Tras la celebración de ayer por la mañana, con motivo del Jubileo de la Santa Sede, me alegra poder compartir un tiempo con ustedes, Representantes del Papa ante los Estados y Organizaciones Internacionales de todo el mundo.

Ante todo, les agradezco su presencia, en un viaje que para muchos de ustedes ha sido muy largo. ¡Gracias! Ustedes, junto con su pueblo, son imagen de la Iglesia Católica, porque ningún país del mundo tiene un Cuerpo Diplomático tan universal como el nuestro. Sin embargo, al mismo tiempo, creo que también se puede decir que ningún país del mundo tiene un Cuerpo Diplomático tan unido como el suyo: porque su comunión, nuestra comunión, no es solo funcional ni solo ideal, sino que estamos unidos en Cristo y en la Iglesia. Es interesante reflexionar sobre este hecho: la diplomacia de la Santa Sede constituye en su propio personal un modelo —ciertamente no perfecto, pero sí muy significativo— del mensaje que propone: el de la fraternidad humana y la paz entre todos los pueblos.
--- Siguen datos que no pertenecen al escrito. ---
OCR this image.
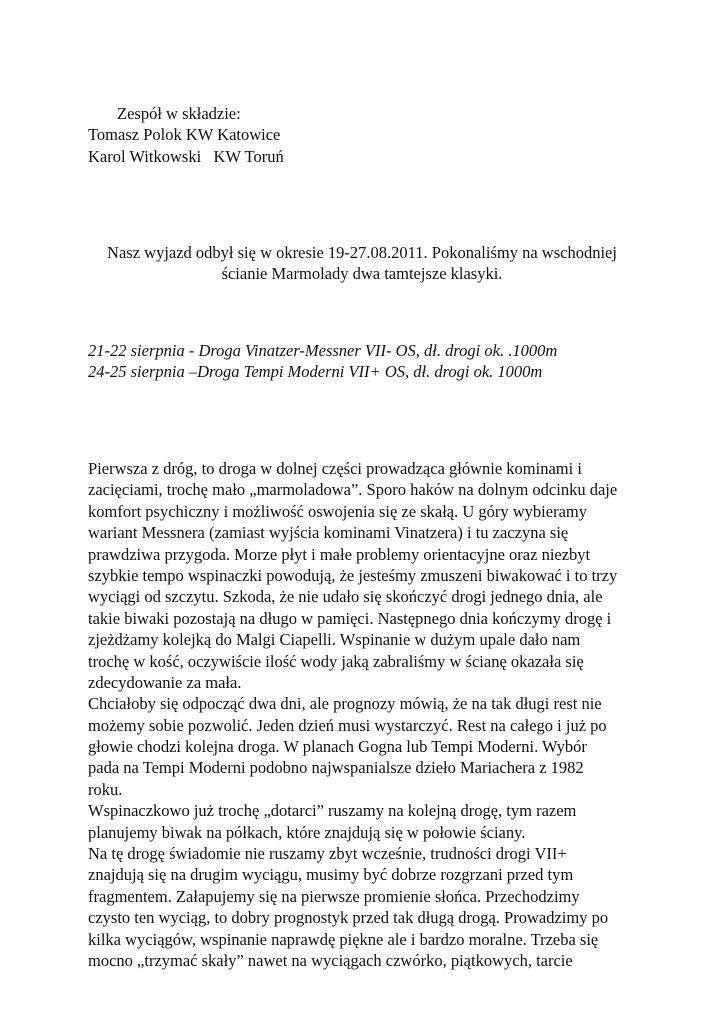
Zespół w składzie:
Tomasz Polok KW Katowice
Karol Witkowski   KW Toruń
Nasz wyjazd odbył się w okresie 19-27.08.2011. Pokonaliśmy na wschodniej
ścianie Marmolady dwa tamtejsze klasyki.
21-22 sierpnia - Droga Vinatzer-Messner VII- OS, dł. drogi ok. .1000m
24-25 sierpnia –Droga Tempi Moderni VII+ OS, dł. drogi ok. 1000m
Pierwsza z dróg, to droga w dolnej części prowadząca głównie kominami i
zacięciami, trochę mało „marmoladowa”. Sporo haków na dolnym odcinku daje
komfort psychiczny i możliwość oswojenia się ze skałą. U góry wybieramy
wariant Messnera (zamiast wyjścia kominami Vinatzera) i tu zaczyna się
prawdziwa przygoda. Morze płyt i małe problemy orientacyjne oraz niezbyt
szybkie tempo wspinaczki powodują, że jesteśmy zmuszeni biwakować i to trzy
wyciągi od szczytu. Szkoda, że nie udało się skończyć drogi jednego dnia, ale
takie biwaki pozostają na długo w pamięci. Następnego dnia kończymy drogę i
zjeżdżamy kolejką do Malgi Ciapelli. Wspinanie w dużym upale dało nam
trochę w kość, oczywiście ilość wody jaką zabraliśmy w ścianę okazała się
zdecydowanie za mała.
Chciałoby się odpocząć dwa dni, ale prognozy mówią, że na tak długi rest nie
możemy sobie pozwolić. Jeden dzień musi wystarczyć. Rest na całego i już po
głowie chodzi kolejna droga. W planach Gogna lub Tempi Moderni. Wybór
pada na Tempi Moderni podobno najwspanialsze dzieło Mariachera z 1982
roku.
Wspinaczkowo już trochę „dotarci” ruszamy na kolejną drogę, tym razem
planujemy biwak na półkach, które znajdują się w połowie ściany.
Na tę drogę świadomie nie ruszamy zbyt wcześnie, trudności drogi VII+
znajdują się na drugim wyciągu, musimy być dobrze rozgrzani przed tym
fragmentem. Załapujemy się na pierwsze promienie słońca. Przechodzimy
czysto ten wyciąg, to dobry prognostyk przed tak długą drogą. Prowadzimy po
kilka wyciągów, wspinanie naprawdę piękne ale i bardzo moralne. Trzeba się
mocno „trzymać skały” nawet na wyciągach czwórko, piątkowych, tarcie
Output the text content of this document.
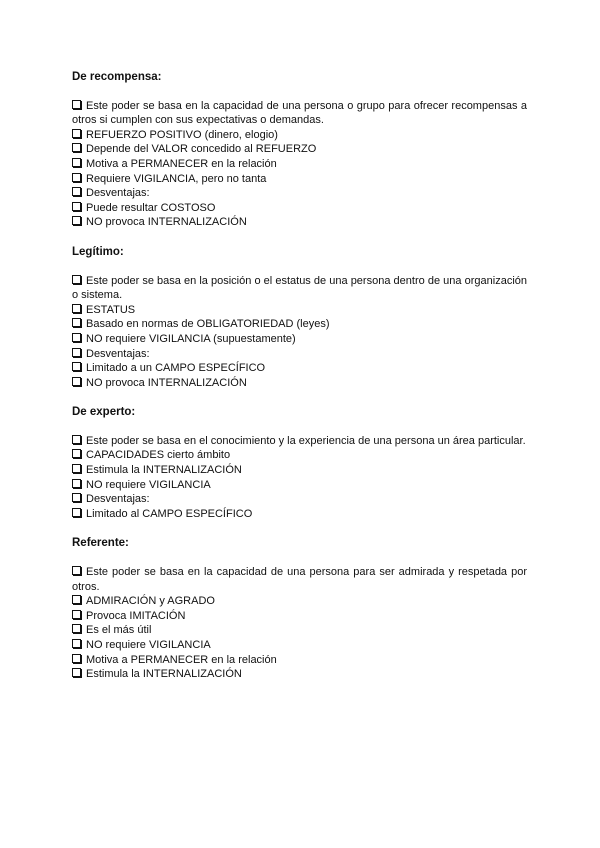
De recompensa:

Este poder se basa en la capacidad de una persona o grupo para ofrecer recompensas a otros si cumplen con sus expectativas o demandas.

REFUERZO POSITIVO (dinero, elogio)

Depende del VALOR concedido al REFUERZO

Motiva a PERMANECER en la relación

Requiere VIGILANCIA, pero no tanta

Desventajas:

Puede resultar COSTOSO

NO provoca INTERNALIZACIÓN

Legítimo:

Este poder se basa en la posición o el estatus de una persona dentro de una organización o sistema.

ESTATUS

Basado en normas de OBLIGATORIEDAD (leyes)

NO requiere VIGILANCIA (supuestamente)

Desventajas:

Limitado a un CAMPO ESPECÍFICO

NO provoca INTERNALIZACIÓN

De experto:

Este poder se basa en el conocimiento y la experiencia de una persona un área particular.

CAPACIDADES cierto ámbito

Estimula la INTERNALIZACIÓN

NO requiere VIGILANCIA

Desventajas:

Limitado al CAMPO ESPECÍFICO

Referente:

Este poder se basa en la capacidad de una persona para ser admirada y respetada por otros.

ADMIRACIÓN y AGRADO

Provoca IMITACIÓN

Es el más útil

NO requiere VIGILANCIA

Motiva a PERMANECER en la relación

Estimula la INTERNALIZACIÓN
Queridos, estoy dando mis primeros pasos en este ministerio que el Señor me ha confiado. Y siento también hacia ustedes lo que les confié hace unos días al hablar con la Secretaría de Estado: gratitud hacia quienes me ayudan a desempeñar mi servicio día a día. Esta gratitud es aún mayor cuando pienso —y lo experimento de primera mano al abordar los diversos temas— que su trabajo a menudo me precede. Sí, y esto se aplica de manera particular para ustedes. Porque, cuando se me presenta una situación que concierne, por ejemplo, a la Iglesia en un país determinado, puedo contar con la documentación, las reflexiones y los resúmenes preparados por ustedes y sus colaboradores. La red de Representaciones Pontificias está siempre activa y operativa. Esto es para mí motivo de gran aprecio y gratitud. Lo digo pensando, sin duda, en la dedicación y la organización, pero aún más en las motivaciones que lo guían, el estilo pastoral que debe caracterizarnos, el espíritu de fe que nos anima. Gracias a estas cualidades, yo también podré experimentar lo que escribió San Pablo VI: que a través de sus Representantes, que residen en las distintas naciones, el Papa se hace partícipe de la vida misma de sus hijos y, casi insertándose en ella, llega a conocer, de forma más rápida y segura, sus necesidades y aspiraciones (véase Carta Apostólica M.P. Sollicitudo omnium Ecclesiarum, Introducción).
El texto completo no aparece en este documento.